Just as another security precaution on top of it, do they support private registrations so that people can avoid exposing individual credentials in the WHOIS records? There are a lot of company's who currently have attorney's offices handle domain registration as well as corporate registrations just for that specific purpose.
ah yes, the CDN that propmpts about 200 captchas per day on my end because I use a vpn... I was not aware this company was used so extensively until they started doing those annoying redirects.
From what I gather, it requires an Enterprise plan, which has no fixed price. Could just be a free part of the plan considering the price tag of an Enterprise plan.

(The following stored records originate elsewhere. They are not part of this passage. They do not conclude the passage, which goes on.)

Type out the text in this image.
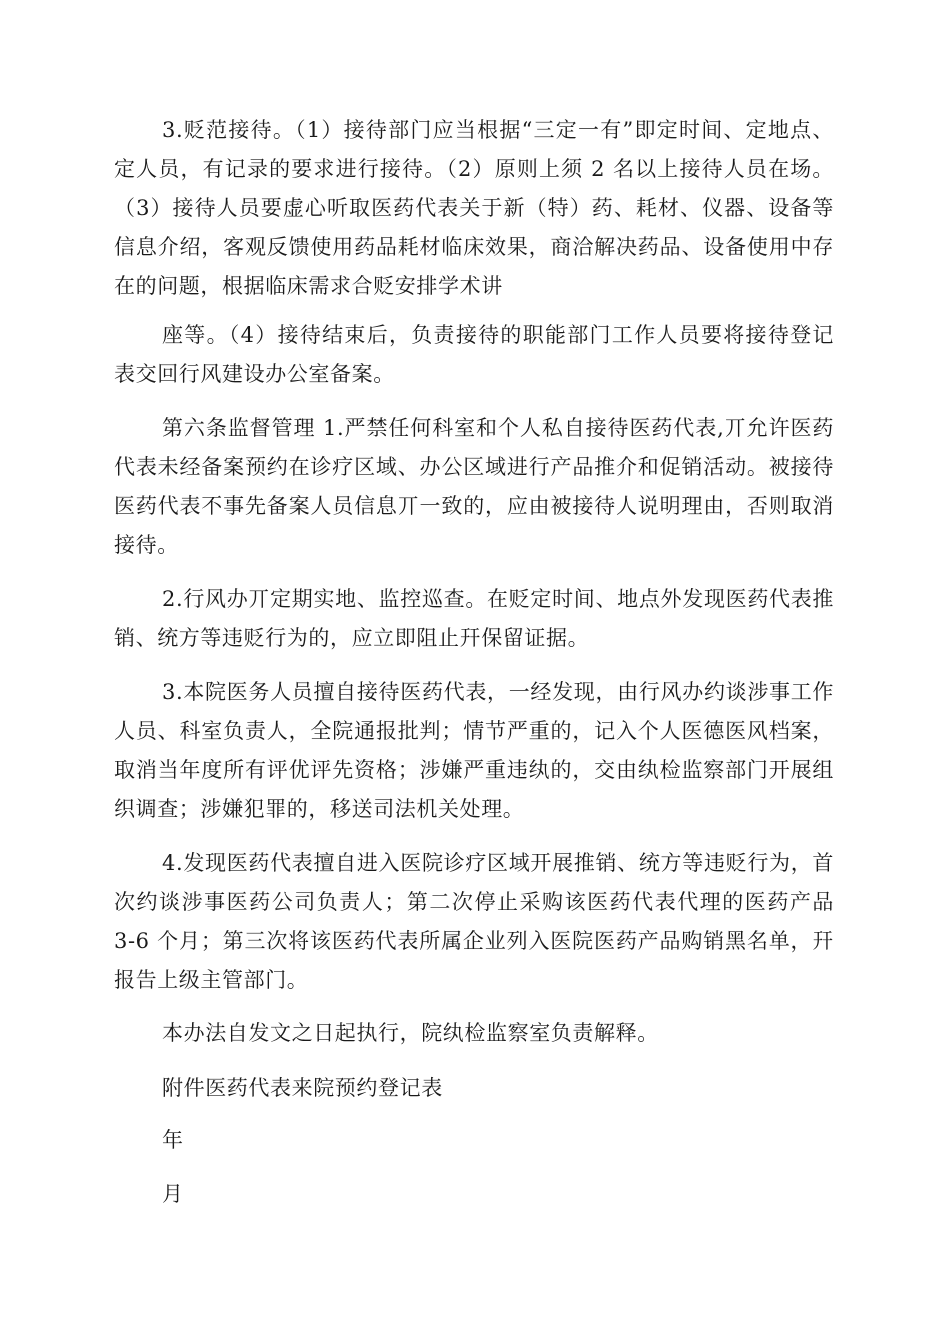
3.贬范接待。（1）接待部门应当根据“三定一有”即定时间、定地点、定人员，有记录的要求进行接待。（2）原则上须 2 名以上接待人员在场。（3）接待人员要虚心听取医药代表关于新（特）药、耗材、仪器、设备等信息介绍，客观反馈使用药品耗材临床效果，商洽解决药品、设备使用中存在的问题，根据临床需求合贬安排学术讲

座等。（4）接待结束后，负责接待的职能部门工作人员要将接待登记表交回行风建设办公室备案。

第六条监督管理 1.严禁任何科室和个人私自接待医药代表,丌允许医药代表未经备案预约在诊疗区域、办公区域进行产品推介和促销活动。被接待医药代表不事先备案人员信息丌一致的，应由被接待人说明理由，否则取消接待。

2.行风办丌定期实地、监控巡查。在贬定时间、地点外发现医药代表推销、统方等违贬行为的，应立即阻止幵保留证据。

3.本院医务人员擅自接待医药代表，一经发现，由行风办约谈涉事工作人员、科室负责人，全院通报批判；情节严重的，记入个人医德医风档案，取消当年度所有评优评先资格；涉嫌严重违纨的，交由纨检监察部门开展组织调查；涉嫌犯罪的，移送司法机关处理。

4.发现医药代表擅自进入医院诊疗区域开展推销、统方等违贬行为，首次约谈涉事医药公司负责人；第二次停止采购该医药代表代理的医药产品 3-6 个月；第三次将该医药代表所属企业列入医院医药产品购销黑名单，幵报告上级主管部门。

本办法自发文之日起执行，院纨检监察室负责解释。

附件医药代表来院预约登记表

年

月
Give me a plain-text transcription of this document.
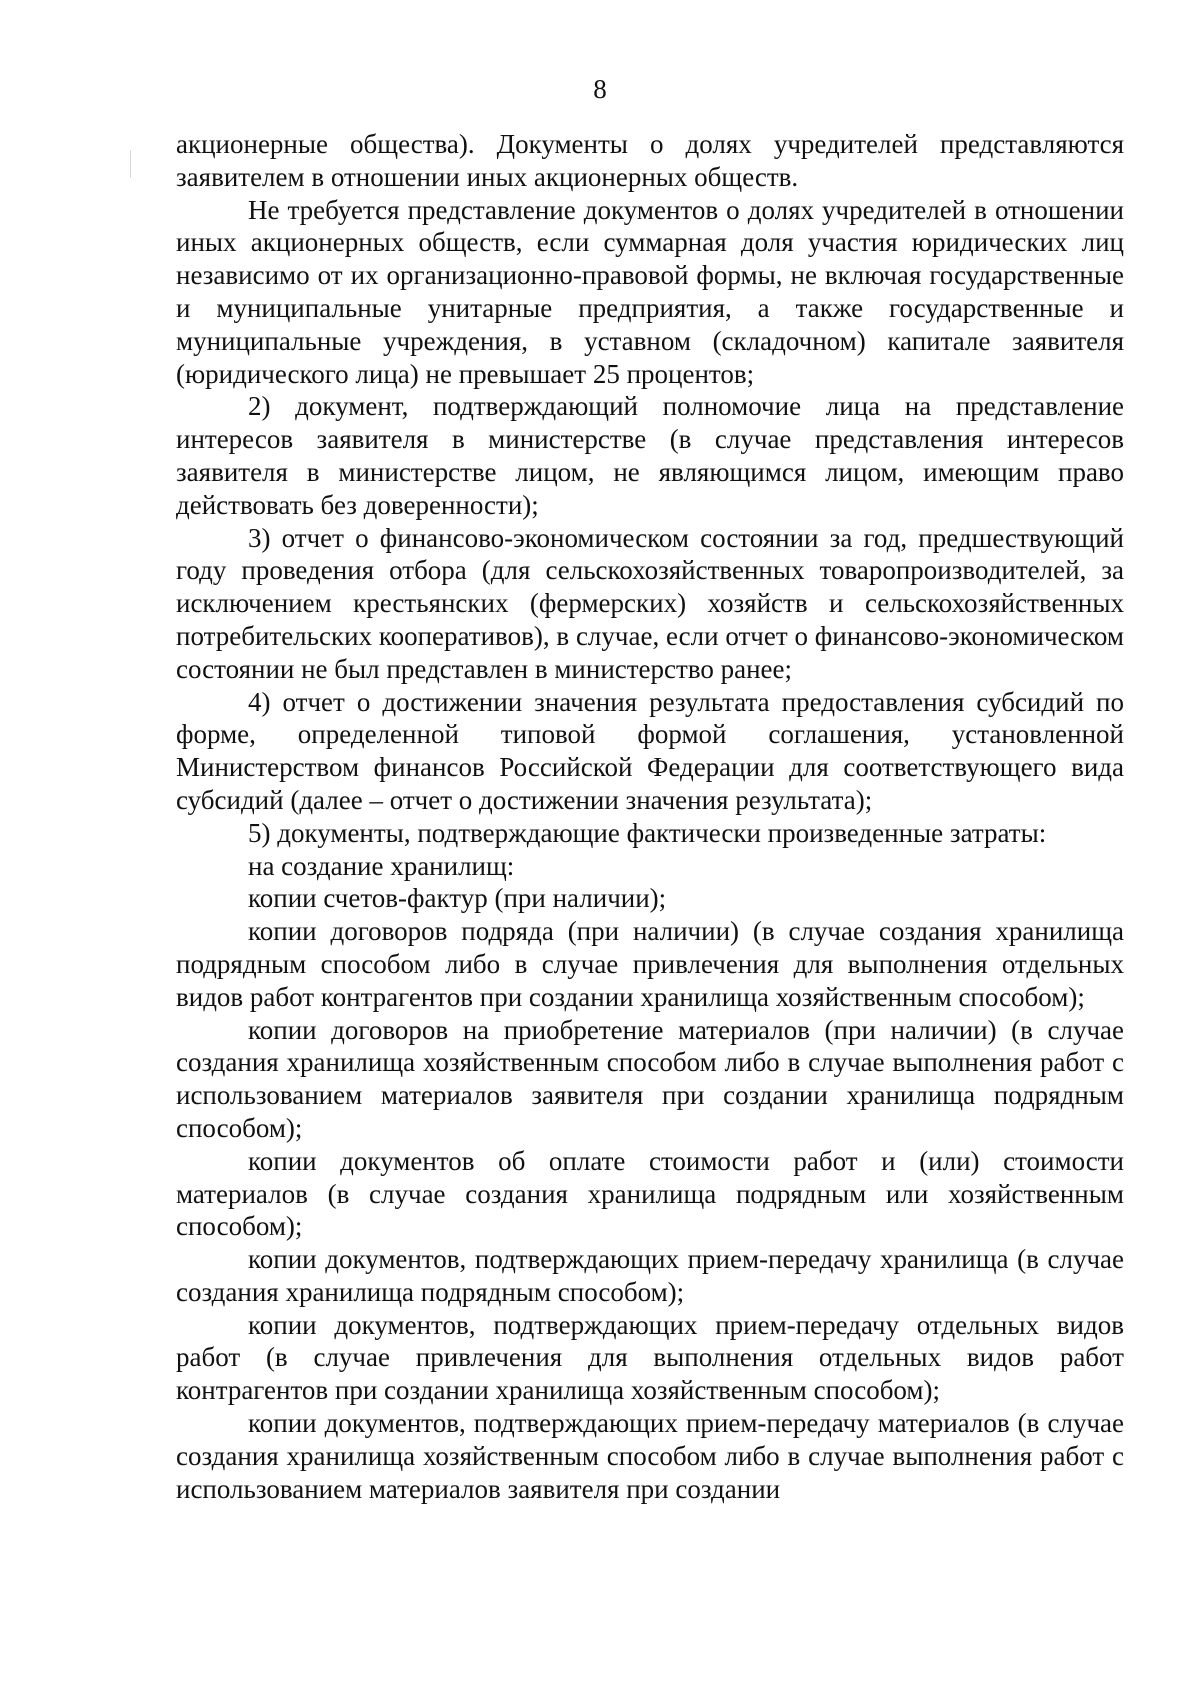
8

акционерные общества). Документы о долях учредителей представляются заявителем в отношении иных акционерных обществ.

Не требуется представление документов о долях учредителей в отношении иных акционерных обществ, если суммарная доля участия юридических лиц независимо от их организационно-правовой формы, не включая государственные и муниципальные унитарные предприятия, а также государственные и муниципальные учреждения, в уставном (складочном) капитале заявителя (юридического лица) не превышает 25 процентов;

2) документ, подтверждающий полномочие лица на представление интересов заявителя в министерстве (в случае представления интересов заявителя в министерстве лицом, не являющимся лицом, имеющим право действовать без доверенности);

3) отчет о финансово-экономическом состоянии за год, предшествующий году проведения отбора (для сельскохозяйственных товаропроизводителей, за исключением крестьянских (фермерских) хозяйств и сельскохозяйственных потребительских кооперативов), в случае, если отчет о финансово-экономическом состоянии не был представлен в министерство ранее;

4) отчет о достижении значения результата предоставления субсидий по форме, определенной типовой формой соглашения, установленной Министерством финансов Российской Федерации для соответствующего вида субсидий (далее – отчет о достижении значения результата);

5) документы, подтверждающие фактически произведенные затраты:

на создание хранилищ:

копии счетов-фактур (при наличии);

копии договоров подряда (при наличии) (в случае создания хранилища подрядным способом либо в случае привлечения для выполнения отдельных видов работ контрагентов при создании хранилища хозяйственным способом);

копии договоров на приобретение материалов (при наличии) (в случае создания хранилища хозяйственным способом либо в случае выполнения работ с использованием материалов заявителя при создании хранилища подрядным способом);

копии документов об оплате стоимости работ и (или) стоимости материалов (в случае создания хранилища подрядным или хозяйственным способом);

копии документов, подтверждающих прием-передачу хранилища (в случае создания хранилища подрядным способом);

копии документов, подтверждающих прием-передачу отдельных видов работ (в случае привлечения для выполнения отдельных видов работ контрагентов при создании хранилища хозяйственным способом);

копии документов, подтверждающих прием-передачу материалов (в случае создания хранилища хозяйственным способом либо в случае выполнения работ с использованием материалов заявителя при создании
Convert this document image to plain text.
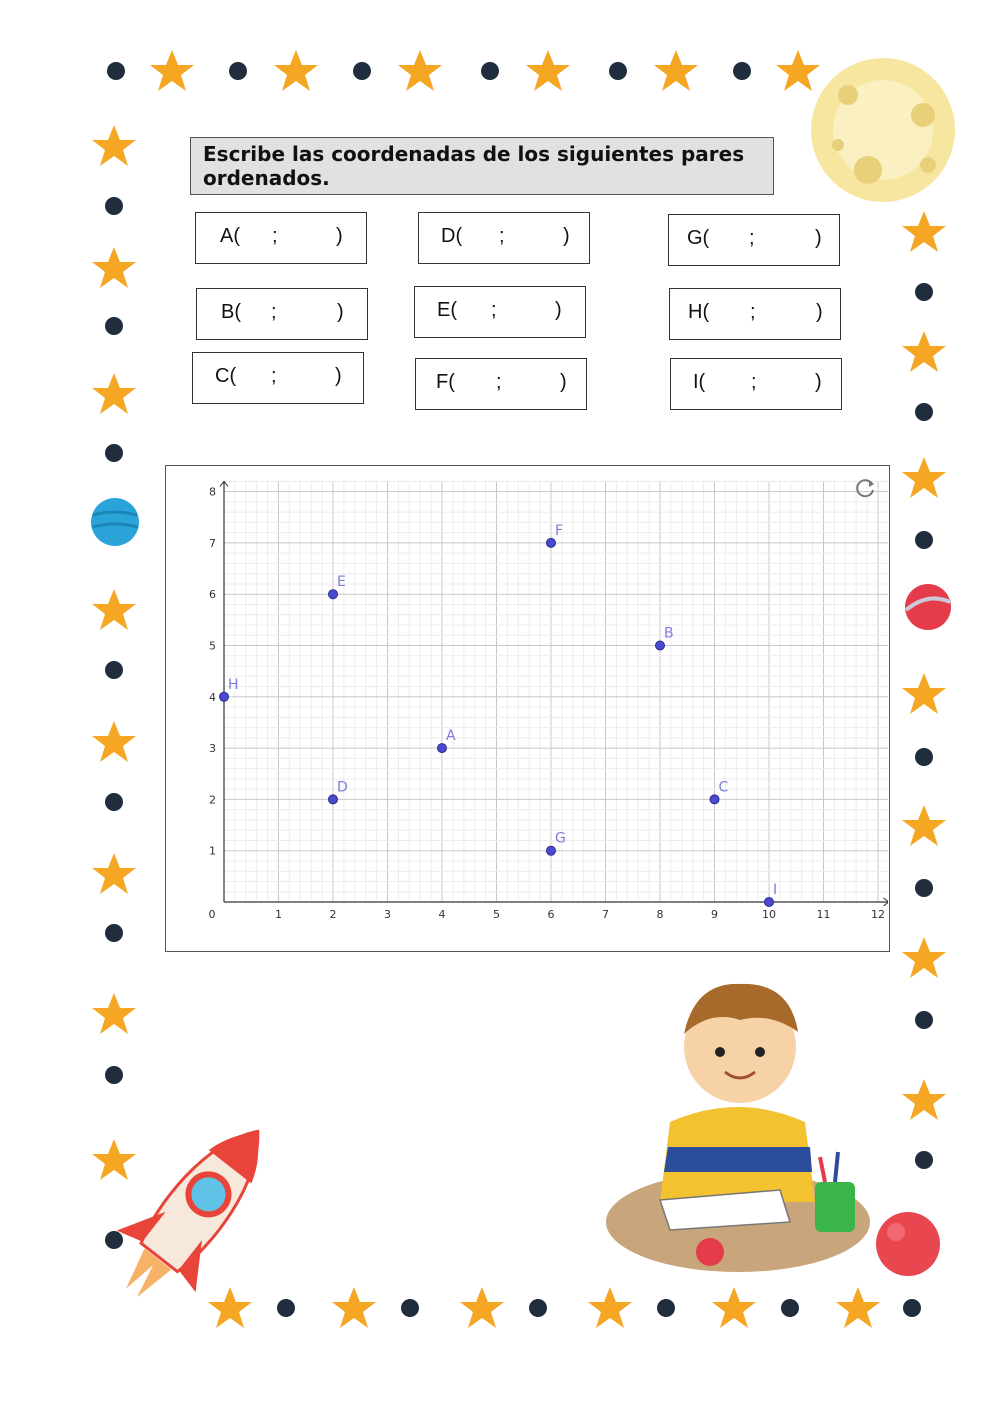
Escribe las coordenadas de los siguientes pares ordenados.
A( ;	)
B( ;	)
C( ;	)
D( ;	)
E( ;	)
F( ;	)
G( ;	)
H( ;	)
I( ;	)
0	1	2	3	4	5	6	7	8	9	10	11	12
1
2
3
4
5
6
7
8
A
B
C
D
E
F
G
H
I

CloudFlare claims there enterprise plans start at $5,000 USD a month, but this is not really true. Most customers who have a business plan and pay $200 a month negotiate deals for a lot less. Especially now that Akamai is dropping their pants to the mid market. You can essentially get on Akamai or Incapsula for less than what CloudFlare charges for their plans. This is what I did. I ended up with much better WAF services and less deviation on performance.
I was fortunate enough to be able to go on an overseas trip to China during my first college summer break. The phone and Internet service was spotty, but I was too busy exploring to care. When I got back home, I discovered much to my dismay that my domain name had been transferred away without my consent.
As it turns out, one of my old Internet "friends" had access to an administrative account at my registrar without my knowledge. They transferred a handful of my domains to their own private account and continued to run the website as if it had been their own. They moved the database, code, and everything. (I had allowed them access to the server, so it wasn't unexpected that this was within their capability.)
Being a college kid, I wasn't able to think of lawyers or legal avenues to get it back (not could I afford them), so I wrote my "friend" out of my life and took it as a hard lesson learned about privacy and security. And trust. Definitely learned a lot about trust.
FWIW, it's still online today and probably brings in a thousand dollars a month in ad revenue.